Forum Moderators: phranque
America Online is paying the price for falling behind in the Internet revolution. According to this morning's Wall Street Journal, AOL is considering forgoing billions in subscription revenue by allowing households with their own broadband connections to access the service for free.
AOL Wants to Be Free [news.moneycentral.msn.com]
Absolutely, but perhaps that kind of thing should be done as an application, a sort of super-browser, but not an entire network.
It could let people train on tasks the app itself presents at a learning curve determined by the user, then move onto specially designed websites created by the app's designers (a sort of "training wheels" phase), before finally allowing people out onto the real internet.
Even if the majority of us here are comfortable using firefox / IE and the concept of browsing comes as second nature, having the content you need and email all under one umbrella IMO still has its appeal to amateurs.
Even if that's true (and I'm not at all sure that it is), why AOL? Why not Yahoo or MSN or some other portal?

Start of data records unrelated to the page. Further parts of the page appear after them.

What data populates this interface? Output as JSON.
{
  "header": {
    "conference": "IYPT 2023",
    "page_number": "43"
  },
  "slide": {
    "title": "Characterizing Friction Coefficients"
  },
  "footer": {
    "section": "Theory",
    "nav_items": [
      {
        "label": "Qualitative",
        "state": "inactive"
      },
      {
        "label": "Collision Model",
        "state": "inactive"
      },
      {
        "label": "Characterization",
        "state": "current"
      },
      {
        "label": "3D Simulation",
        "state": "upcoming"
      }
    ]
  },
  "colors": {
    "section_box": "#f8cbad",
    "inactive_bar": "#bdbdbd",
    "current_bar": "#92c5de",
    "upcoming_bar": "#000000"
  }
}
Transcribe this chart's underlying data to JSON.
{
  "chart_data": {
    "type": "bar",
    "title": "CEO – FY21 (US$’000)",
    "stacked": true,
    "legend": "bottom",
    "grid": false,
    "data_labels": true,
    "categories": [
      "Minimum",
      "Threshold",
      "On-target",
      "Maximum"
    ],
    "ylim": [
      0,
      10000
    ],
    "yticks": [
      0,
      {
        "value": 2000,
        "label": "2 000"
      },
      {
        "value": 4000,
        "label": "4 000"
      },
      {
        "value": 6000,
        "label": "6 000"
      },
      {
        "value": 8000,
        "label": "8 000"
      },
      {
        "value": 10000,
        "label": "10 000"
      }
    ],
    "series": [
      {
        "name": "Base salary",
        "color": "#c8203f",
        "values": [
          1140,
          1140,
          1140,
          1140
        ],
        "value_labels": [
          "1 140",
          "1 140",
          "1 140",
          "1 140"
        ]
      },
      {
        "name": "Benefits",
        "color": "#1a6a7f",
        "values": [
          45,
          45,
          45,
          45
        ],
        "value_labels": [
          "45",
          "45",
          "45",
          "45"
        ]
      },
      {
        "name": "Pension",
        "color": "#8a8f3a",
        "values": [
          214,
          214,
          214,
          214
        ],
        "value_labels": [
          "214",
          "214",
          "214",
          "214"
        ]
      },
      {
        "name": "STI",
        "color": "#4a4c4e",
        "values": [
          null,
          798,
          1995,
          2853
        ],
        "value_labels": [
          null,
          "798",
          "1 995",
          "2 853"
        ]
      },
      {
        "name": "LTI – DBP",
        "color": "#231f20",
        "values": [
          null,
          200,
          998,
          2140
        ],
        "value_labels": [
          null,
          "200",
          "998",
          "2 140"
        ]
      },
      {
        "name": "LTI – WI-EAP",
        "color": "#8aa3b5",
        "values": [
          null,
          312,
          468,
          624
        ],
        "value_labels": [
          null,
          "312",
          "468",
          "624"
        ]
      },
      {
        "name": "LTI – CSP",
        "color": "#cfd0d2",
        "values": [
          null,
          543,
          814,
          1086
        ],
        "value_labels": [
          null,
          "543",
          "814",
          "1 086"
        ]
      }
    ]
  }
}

What's special about AOL these days? Why shouldn't we expect the AOL to brand fade away like Excite and other Internet brands that have been consigned to The Wayback Machine?
Users don't have to be Web-savvy to use browsers and find their way around the Web. One of the biggest cruising sites, for example, made its debut on AOL in 1995 and expanded to the Web in 2000. I don't know how much (if any) of its traffic originates on AOL these days, but its Web site has a huge and active community of cruisers, most of whom are of the grey-haired or no-haired generation.
Times change. AOL is the Polaroid, Sunbeam, or LIFE Magazine of the online world. It had a good run, but pretty soon it will just be one of yesterday's brands that lives on in a new and diminished incarnation.